Created attachment 360695 [details] [review] [PATCH] gio: fix race condition in GDBusObjectManagerClient
Review of attachment 360695 [details] [review]: Some searching in the history led me to https://git.gnome.org/browse/glib/commit/?id=4e7ef619ebe025bd97d2a3ef8dd8c1b7baa903b2 and from the looks of it, indeed this was just an oversight.
Review of attachment 360695 [details] [review]: I’d prefer it if the g_hash_table_insert() call were moved higher up in the function, inside the existing critical section. Introducing a second critical section to add_interfaces() seems like it has more potential to cause problems.
Created attachment 360761 [details] [review] [PATCH v2] gio: fix race condition in GDBusObjectManagerClient (In reply to Philip Withnall from comment #3) > I’d prefer it if the g_hash_table_insert() call were moved higher up in the > function, inside the existing critical section. Introducing a second > critical section to add_interfaces() seems like it has more potential to > cause problems. Makes sense, patch updated.
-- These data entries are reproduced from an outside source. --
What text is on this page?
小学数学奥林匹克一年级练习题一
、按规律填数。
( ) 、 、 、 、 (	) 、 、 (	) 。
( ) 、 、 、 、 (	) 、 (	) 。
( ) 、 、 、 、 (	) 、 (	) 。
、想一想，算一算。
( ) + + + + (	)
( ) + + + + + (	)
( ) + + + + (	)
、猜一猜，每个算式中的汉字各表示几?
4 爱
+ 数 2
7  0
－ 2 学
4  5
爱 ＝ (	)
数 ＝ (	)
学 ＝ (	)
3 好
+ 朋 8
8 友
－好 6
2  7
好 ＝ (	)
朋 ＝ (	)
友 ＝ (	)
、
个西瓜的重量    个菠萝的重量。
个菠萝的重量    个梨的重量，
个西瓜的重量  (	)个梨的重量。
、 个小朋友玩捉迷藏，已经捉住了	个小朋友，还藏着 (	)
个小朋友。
Review of attachment 360761 [details] [review]: That looks good to me. Does it fix the nmcli problem you were seeing?
(In reply to Philip Withnall from comment #5) > That looks good to me. Does it fix the nmcli problem you were seeing? We have a test suite [1] that runs nightly on internal infrastructure and in September we got 10 crash reports that look related to this issue. Now tests are running with the patched version; I have to wait some days to confirm that the fix is working. [1] https://github.com/NetworkManager/NetworkManager-ci
Ah, excellent. Let’s wait a week or two and see if any failures appear there before pushing to master. Thanks a lot, that CI stuff is very helpful.
Beniamino, have any problems showed up in the CI testing over the last week?
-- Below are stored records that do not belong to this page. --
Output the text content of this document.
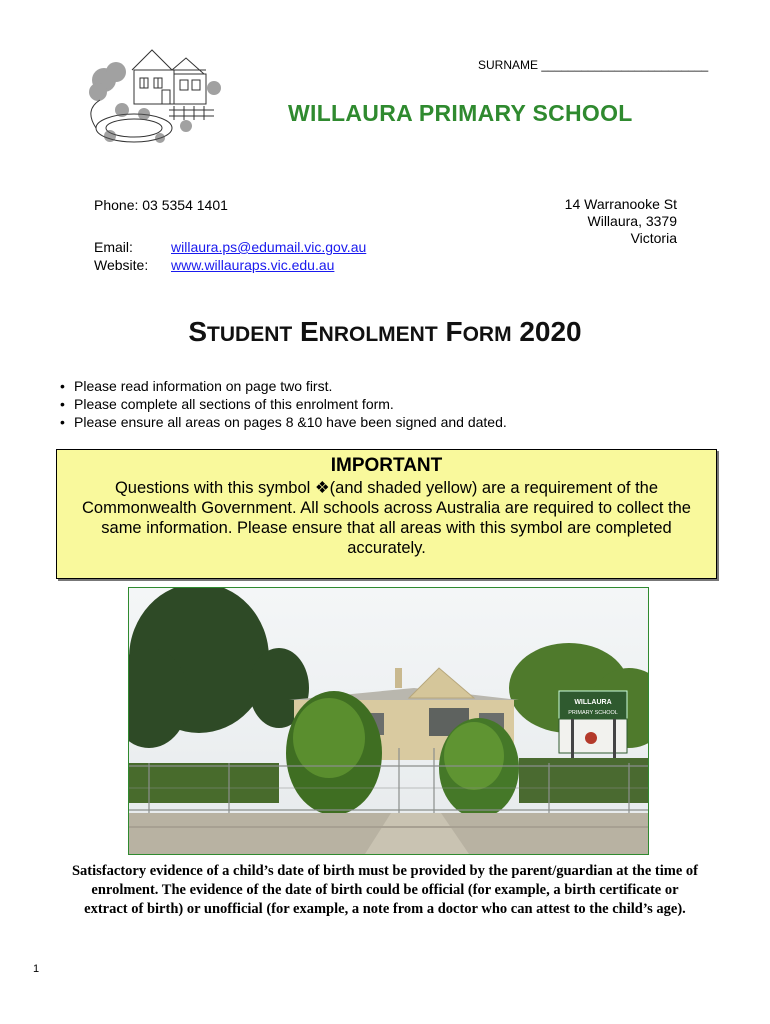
SURNAME _________________________
WILLAURA PRIMARY SCHOOL
Phone: 03 5354 1401
Email:
Website:
willaura.ps@edumail.vic.gov.au
www.willauraps.vic.edu.au
14 Warranooke St
Willaura, 3379
Victoria
STUDENT ENROLMENT FORM 2020
• Please read information on page two first.
• Please complete all sections of this enrolment form.
• Please ensure all areas on pages 8 &10 have been signed and dated.
IMPORTANT
Questions with this symbol ❖(and shaded yellow) are a requirement of the Commonwealth Government. All schools across Australia are required to collect the same information. Please ensure that all areas with this symbol are completed accurately.
WILLAURA
PRIMARY SCHOOL
Satisfactory evidence of a child’s date of birth must be provided by the parent/guardian at the time of enrolment. The evidence of the date of birth could be official (for example, a birth certificate or extract of birth) or unofficial (for example, a note from a doctor who can attest to the child’s age).
1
(In reply to Philip Withnall from comment #8) > Beniamino, have any problems showed up in the CI testing over the last week? No, I haven't seen any problem since we switched to the patched version.
(In reply to Beniamino Galvani from comment #9) > (In reply to Philip Withnall from comment #8) > > Beniamino, have any problems showed up in the CI testing over the last week? > > No, I haven't seen any problem since we switched to the patched version. OK, I’ll push it then. Thanks a lot for the patch and for testing. :-)